Rosja krytykuje plany USA

Wiadomości

Wczorajsza wizyta prezydenta Stanów Zjednoczonych Baracka Obamy była mocnym akcentem w destabilizującej się sytuacji w Europie Wschodniej. Stany Zjednoczone postanowiły zwiększyć obronność wojskową w tym regionie i przeznaczyć na ten cel blisko miliard dolarów. Decyzja ta spotkała się z większym zadowoleniem wśród wschodnich sojuszników. Nie znalazła jednak poparcia u krajów zachodnich, które w żaden sposób nie chcą rozdrażniać Rosji, ani doprowadzać do większego napięcia w tamtejszym rejonie. Nic jednak nie mogą zrobić, bo przysłowiowa klamka właśnie zapadła.

Nie trzeba było długo czekać na odpowiedź Rosji, która krytykuje najnowsze plany Stanów Zjednoczonych. Moskwa nie jest zainteresowana bliskim sąsiedztwem z Amerykanami, blisko swoich terenów.

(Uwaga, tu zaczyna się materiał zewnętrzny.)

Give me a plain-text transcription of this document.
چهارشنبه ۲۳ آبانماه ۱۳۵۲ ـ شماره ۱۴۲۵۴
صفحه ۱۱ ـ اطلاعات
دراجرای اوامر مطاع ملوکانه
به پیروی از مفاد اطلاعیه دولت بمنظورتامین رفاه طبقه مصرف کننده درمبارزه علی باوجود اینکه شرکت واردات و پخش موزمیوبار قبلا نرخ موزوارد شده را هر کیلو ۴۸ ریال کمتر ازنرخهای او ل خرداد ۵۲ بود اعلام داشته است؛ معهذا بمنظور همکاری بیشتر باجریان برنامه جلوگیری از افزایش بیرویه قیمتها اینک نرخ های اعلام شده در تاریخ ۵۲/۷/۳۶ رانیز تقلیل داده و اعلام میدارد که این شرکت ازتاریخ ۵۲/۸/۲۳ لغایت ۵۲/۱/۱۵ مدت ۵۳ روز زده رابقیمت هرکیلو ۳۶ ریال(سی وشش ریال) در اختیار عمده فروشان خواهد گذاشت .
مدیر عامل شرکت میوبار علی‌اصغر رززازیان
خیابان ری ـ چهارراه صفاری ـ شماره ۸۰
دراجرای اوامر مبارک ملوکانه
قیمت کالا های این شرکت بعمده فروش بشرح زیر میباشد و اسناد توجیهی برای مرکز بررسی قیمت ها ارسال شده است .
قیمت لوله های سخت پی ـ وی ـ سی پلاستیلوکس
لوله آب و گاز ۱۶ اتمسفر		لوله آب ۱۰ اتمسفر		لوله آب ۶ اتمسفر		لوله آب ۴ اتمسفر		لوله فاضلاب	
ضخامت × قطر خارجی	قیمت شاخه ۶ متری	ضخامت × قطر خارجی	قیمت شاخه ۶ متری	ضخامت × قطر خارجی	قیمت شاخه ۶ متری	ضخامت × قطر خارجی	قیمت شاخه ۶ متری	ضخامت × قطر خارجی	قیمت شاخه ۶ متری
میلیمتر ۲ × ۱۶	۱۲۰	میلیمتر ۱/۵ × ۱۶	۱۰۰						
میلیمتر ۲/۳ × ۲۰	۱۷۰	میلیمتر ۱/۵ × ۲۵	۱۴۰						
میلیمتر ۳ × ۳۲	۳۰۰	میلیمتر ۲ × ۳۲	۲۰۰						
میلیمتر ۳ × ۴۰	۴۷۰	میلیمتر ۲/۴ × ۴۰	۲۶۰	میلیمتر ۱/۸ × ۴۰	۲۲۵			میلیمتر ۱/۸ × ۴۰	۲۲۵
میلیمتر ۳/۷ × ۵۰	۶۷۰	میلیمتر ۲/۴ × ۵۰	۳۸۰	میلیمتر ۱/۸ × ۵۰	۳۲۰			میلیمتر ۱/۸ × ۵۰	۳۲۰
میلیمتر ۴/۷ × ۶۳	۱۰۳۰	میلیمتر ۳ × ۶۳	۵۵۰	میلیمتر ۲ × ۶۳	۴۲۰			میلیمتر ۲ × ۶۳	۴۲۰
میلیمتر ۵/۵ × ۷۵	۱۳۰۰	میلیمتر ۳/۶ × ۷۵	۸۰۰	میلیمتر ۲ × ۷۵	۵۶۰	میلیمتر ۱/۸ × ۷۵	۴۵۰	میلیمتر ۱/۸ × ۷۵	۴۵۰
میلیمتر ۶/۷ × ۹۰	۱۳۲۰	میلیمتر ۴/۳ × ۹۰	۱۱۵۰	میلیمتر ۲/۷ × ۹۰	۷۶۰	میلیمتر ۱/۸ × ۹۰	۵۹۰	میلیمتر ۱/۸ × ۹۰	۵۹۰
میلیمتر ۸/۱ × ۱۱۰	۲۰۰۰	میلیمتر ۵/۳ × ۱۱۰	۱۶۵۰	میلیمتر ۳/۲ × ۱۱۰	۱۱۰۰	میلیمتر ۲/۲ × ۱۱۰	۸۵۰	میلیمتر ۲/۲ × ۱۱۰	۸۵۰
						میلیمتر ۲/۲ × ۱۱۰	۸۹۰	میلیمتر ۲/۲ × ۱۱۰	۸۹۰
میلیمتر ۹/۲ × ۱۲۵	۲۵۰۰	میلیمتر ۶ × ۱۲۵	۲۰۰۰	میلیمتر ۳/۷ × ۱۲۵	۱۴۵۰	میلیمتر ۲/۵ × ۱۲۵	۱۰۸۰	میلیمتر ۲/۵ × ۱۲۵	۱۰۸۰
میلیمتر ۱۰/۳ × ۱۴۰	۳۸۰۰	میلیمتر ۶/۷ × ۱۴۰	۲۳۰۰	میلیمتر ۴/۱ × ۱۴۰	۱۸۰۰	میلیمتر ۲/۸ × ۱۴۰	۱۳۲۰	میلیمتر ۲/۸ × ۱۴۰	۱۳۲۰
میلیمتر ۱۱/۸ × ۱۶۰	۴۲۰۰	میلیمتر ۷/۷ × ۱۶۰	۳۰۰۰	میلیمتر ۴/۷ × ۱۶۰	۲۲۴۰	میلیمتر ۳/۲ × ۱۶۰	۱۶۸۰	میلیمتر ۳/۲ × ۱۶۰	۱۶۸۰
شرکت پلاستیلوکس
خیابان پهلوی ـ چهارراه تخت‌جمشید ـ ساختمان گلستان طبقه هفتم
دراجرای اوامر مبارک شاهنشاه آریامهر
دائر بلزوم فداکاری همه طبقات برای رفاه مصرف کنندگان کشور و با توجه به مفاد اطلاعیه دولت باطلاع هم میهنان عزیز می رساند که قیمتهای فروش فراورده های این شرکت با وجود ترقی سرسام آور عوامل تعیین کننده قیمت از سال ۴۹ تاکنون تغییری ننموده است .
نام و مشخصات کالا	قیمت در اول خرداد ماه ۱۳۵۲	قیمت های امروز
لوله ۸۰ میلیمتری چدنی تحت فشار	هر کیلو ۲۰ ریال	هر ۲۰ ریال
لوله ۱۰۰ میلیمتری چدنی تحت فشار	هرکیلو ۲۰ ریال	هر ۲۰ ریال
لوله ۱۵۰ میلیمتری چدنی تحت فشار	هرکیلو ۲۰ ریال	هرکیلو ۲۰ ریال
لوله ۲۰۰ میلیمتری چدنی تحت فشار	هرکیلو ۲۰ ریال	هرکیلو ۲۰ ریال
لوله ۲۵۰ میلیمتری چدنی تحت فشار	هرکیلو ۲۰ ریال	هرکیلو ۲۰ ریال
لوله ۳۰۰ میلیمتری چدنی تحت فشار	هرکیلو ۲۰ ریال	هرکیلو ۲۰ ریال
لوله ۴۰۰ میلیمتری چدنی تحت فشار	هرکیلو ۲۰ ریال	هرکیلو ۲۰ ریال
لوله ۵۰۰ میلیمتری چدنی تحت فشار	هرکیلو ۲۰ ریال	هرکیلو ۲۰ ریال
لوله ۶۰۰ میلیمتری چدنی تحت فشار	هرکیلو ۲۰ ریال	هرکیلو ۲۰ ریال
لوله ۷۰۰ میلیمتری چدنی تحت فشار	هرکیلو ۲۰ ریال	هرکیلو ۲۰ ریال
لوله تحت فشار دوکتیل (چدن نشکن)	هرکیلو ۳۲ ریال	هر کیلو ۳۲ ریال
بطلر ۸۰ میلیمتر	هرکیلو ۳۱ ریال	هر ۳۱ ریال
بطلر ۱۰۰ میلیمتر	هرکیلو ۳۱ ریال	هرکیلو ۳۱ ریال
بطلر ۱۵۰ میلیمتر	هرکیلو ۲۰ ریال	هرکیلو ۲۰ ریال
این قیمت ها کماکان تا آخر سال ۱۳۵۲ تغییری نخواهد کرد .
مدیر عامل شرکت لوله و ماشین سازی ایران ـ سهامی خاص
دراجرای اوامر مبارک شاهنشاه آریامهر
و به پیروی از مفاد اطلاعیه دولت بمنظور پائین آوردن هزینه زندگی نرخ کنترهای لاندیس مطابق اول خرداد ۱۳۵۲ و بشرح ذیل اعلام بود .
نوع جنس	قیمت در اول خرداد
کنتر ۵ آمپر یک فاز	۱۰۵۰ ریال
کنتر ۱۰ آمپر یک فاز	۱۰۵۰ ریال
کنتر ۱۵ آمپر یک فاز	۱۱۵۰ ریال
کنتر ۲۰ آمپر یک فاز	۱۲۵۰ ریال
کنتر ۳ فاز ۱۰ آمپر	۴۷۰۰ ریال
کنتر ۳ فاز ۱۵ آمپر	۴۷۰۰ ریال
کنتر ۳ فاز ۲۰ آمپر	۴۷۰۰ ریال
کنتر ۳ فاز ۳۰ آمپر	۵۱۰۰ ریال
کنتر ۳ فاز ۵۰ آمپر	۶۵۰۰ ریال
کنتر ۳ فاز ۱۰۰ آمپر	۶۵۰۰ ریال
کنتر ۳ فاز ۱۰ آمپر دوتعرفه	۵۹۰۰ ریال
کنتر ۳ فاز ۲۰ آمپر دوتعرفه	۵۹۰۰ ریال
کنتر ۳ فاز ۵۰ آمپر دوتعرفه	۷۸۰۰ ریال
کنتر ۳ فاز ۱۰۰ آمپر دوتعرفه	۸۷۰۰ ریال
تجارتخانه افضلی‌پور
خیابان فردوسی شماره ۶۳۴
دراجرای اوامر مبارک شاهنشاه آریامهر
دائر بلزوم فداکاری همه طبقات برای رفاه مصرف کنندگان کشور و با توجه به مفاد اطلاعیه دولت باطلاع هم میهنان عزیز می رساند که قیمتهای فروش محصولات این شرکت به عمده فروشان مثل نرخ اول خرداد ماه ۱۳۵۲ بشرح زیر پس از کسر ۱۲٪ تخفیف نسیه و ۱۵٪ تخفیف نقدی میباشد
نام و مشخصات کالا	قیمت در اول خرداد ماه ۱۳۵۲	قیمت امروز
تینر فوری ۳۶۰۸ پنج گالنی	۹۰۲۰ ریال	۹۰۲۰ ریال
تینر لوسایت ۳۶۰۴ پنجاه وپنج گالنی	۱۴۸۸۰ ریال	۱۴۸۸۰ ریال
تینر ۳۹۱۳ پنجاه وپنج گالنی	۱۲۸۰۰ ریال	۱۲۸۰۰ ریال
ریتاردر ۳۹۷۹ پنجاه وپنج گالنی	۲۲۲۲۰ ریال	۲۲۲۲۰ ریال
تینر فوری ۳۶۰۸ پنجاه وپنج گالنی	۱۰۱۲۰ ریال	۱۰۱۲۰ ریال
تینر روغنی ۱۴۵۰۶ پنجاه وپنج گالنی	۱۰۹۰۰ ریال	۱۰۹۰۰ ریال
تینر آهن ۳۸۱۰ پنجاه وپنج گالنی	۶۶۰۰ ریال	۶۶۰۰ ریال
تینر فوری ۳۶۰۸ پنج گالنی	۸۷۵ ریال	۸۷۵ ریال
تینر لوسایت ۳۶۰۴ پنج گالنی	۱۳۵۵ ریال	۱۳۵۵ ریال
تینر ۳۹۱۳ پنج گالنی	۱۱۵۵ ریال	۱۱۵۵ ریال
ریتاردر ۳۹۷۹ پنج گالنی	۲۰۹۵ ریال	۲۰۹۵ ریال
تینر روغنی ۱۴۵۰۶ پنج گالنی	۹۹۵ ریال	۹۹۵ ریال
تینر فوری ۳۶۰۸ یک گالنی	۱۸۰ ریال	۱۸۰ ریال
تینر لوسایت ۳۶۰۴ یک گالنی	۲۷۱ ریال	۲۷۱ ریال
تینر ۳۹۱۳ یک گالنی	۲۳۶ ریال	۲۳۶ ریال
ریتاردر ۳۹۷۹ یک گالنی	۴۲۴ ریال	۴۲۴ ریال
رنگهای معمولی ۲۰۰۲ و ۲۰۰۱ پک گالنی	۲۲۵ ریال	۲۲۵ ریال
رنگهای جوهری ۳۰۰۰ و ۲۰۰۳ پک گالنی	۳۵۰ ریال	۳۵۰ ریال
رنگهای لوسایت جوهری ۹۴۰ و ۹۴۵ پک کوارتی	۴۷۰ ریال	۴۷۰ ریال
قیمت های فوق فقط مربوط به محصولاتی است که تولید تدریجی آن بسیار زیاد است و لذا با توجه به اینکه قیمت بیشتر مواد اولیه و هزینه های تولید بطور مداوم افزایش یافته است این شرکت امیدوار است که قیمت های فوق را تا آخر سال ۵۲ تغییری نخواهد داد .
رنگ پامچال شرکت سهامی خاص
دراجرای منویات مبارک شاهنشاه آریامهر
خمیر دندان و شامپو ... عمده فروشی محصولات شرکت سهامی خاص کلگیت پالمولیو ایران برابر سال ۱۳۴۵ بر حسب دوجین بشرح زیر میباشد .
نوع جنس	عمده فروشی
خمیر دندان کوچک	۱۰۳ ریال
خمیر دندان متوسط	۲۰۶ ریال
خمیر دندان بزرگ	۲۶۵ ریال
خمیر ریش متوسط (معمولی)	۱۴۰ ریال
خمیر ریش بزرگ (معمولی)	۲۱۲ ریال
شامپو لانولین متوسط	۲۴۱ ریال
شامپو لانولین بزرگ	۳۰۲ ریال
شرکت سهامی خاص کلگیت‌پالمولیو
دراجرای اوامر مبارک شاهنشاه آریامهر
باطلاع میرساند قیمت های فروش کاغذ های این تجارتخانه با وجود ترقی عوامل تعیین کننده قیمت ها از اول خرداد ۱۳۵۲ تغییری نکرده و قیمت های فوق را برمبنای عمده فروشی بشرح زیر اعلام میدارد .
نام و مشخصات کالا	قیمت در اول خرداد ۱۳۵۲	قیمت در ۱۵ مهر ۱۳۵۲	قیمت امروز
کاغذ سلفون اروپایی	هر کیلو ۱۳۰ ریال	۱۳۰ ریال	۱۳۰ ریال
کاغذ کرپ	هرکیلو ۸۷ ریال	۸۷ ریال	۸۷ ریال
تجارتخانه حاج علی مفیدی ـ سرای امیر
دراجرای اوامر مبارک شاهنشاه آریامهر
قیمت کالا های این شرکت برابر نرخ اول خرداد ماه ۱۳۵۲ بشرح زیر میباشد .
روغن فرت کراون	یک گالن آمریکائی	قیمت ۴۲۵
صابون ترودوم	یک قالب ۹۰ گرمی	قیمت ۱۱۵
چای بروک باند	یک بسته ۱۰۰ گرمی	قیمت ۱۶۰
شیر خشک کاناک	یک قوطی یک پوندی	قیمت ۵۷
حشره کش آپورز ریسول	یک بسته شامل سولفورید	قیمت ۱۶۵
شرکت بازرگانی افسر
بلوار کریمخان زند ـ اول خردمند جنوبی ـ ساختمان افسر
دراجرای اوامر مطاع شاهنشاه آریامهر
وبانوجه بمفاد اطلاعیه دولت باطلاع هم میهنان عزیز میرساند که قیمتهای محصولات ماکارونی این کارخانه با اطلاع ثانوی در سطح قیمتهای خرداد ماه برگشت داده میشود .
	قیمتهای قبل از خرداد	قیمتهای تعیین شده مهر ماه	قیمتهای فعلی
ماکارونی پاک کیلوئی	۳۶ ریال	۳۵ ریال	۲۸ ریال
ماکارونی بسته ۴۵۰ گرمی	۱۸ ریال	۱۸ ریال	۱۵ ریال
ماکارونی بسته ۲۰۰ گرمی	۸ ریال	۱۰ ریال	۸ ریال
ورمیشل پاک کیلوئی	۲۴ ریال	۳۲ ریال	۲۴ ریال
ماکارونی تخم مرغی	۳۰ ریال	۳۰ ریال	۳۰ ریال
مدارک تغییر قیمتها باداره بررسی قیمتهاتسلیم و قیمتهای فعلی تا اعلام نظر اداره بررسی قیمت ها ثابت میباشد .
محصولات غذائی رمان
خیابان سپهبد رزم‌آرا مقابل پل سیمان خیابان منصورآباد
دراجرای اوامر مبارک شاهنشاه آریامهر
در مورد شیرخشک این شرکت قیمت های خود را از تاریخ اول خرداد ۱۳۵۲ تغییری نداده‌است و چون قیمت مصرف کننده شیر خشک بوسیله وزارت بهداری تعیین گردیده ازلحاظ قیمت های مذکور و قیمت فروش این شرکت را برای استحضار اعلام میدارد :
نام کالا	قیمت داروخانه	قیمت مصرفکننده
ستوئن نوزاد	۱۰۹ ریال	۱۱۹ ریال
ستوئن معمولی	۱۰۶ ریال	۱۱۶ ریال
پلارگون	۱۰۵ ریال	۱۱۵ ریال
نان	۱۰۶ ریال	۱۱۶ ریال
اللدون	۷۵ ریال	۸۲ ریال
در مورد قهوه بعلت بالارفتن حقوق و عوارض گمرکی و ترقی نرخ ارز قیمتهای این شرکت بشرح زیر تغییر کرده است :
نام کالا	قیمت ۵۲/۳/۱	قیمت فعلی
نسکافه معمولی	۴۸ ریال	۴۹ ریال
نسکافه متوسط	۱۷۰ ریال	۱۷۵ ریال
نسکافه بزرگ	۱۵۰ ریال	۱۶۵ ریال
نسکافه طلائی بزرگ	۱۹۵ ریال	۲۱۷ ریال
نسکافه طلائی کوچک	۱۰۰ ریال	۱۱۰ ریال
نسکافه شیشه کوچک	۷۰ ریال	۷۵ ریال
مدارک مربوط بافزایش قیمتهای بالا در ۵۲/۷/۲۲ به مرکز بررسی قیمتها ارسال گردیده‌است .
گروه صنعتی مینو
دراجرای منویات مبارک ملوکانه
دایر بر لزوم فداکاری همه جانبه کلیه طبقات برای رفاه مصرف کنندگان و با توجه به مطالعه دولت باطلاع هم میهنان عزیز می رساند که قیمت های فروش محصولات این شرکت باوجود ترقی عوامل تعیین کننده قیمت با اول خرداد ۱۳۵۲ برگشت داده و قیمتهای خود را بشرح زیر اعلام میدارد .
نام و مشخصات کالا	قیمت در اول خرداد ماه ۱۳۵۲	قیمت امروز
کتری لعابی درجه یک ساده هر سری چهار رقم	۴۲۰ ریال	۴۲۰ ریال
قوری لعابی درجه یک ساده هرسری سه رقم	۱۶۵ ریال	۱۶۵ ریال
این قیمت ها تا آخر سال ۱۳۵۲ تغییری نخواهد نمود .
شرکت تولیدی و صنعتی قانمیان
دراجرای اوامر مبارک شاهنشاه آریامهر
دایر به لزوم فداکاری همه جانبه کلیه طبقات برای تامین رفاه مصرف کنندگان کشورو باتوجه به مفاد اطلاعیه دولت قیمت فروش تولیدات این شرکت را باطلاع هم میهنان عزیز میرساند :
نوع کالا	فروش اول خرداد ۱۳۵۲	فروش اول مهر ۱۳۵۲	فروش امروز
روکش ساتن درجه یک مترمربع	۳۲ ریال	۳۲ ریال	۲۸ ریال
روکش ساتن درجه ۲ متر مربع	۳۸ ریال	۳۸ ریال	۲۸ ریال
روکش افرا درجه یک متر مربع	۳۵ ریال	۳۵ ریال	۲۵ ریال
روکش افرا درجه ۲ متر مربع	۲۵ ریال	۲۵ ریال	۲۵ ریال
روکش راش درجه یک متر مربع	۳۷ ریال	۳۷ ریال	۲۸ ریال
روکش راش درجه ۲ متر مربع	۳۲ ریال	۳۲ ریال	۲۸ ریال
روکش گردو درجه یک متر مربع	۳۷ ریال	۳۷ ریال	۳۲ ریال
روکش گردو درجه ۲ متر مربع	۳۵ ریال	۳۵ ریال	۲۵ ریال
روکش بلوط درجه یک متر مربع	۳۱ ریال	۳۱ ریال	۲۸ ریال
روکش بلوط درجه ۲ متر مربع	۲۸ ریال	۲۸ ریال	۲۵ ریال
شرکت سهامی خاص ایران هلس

Ambasador Rosji przy ONZ Witalij Czurkin wypowiedział się na temat planowanego zwiększenia obronności i obecności wojskowej USA w Europie Wschodniej. Skrytykował on to posunięcie twierdząc, że stworzy ono napiętą linię pomiędzy Rosją a USA i Europą. To niepokojące zagranie – przyznał.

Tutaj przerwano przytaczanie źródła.